Using a trust to protect your business
Last updated on 12th December, 2017 at 04:29 pm
You’ve heard about family trusts used to protect personal assets, especially those of minor children. But did you know that a trust can also be used to protect business assets?
Many people don’t realise that they can protect business assets by holding them in a trust-owned company, which in turn owns the business. Trusts provide protection and advantages that other legal entities do not. They therefore provide a solution for many sticky estate-planning problems associated with owning a business.
Benefits of using a trust-owned company for business purposes
The assets of a trust are usually protected if you are being held personally liable for anything. Your creditors cannot lay claim to the trust assets, including the shares held by the trust in the company owing the business. This is especially important when you are in business where there is a possibility of sequestration of your estate should something go wrong.
For preservation of wealth:
People who have amassed wealth in their lifetime, or who have inherited wealth, want it to benefit succeeding generations. A trust is the most effective vehicle for that purpose as it allows succeeding generations to participate in and benefit from the wealth created in one generation.
As business owners get more involved in their business, their personal affairs can suffer from benign neglect. This is mainly because many business owners simply do not have the time to attend to strategic personal planning, and because families are often focused on their own goals and successes.
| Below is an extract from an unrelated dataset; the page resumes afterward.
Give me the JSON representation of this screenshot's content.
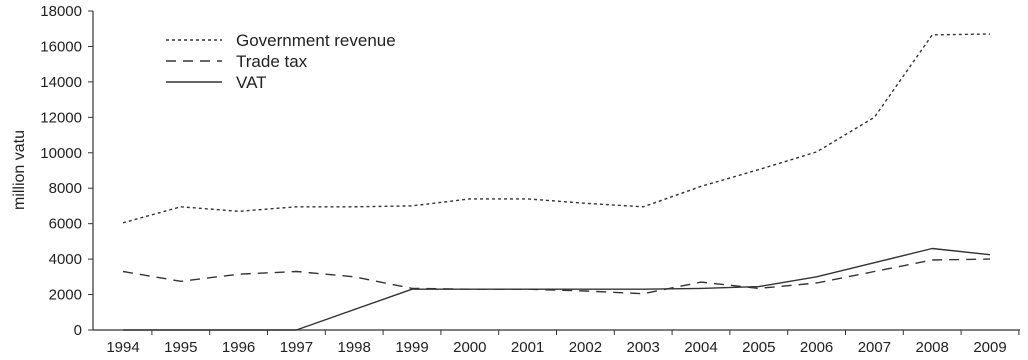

Rather than waiting until you are no longer around and leaving your family or business partner(s) to sort things out, you can set up a trust to ensure that your personal and business affairs will continue with a minimum of disruption.
What should you consider?
While trusts can provide solutions for many situations, they are not necessarily the solution to all problems. It’s vital to understand the workings of a trust before you set up one. Firstly, a trust is an agreement between the owner of the assets and the trustees of the trust, who will manage the assets with due diligence for the benefit of the beneficiaries of the trust. That means you lose legal control over the assets that you sell to the trust. There are also tax implications, especially those associated with the sale of immovable property.
To ensure your peace of mind with the creation and management of your protection structure, you should consider working with a qualified adviser who understands both the legal and financial implications of trusts and companies. Also, it is important to avoid a sham trust, and you need to understand the legal and compliance duties involved. There has to be a real intention for the founder of the trust to pass over control of the assets to the trustees of the trust. If this is not done, the courts may ignore the existence of the trust and deem the assets as part of the founder’s estate. This can have dire consequences in the event of sequestration and/or divorce proceedings.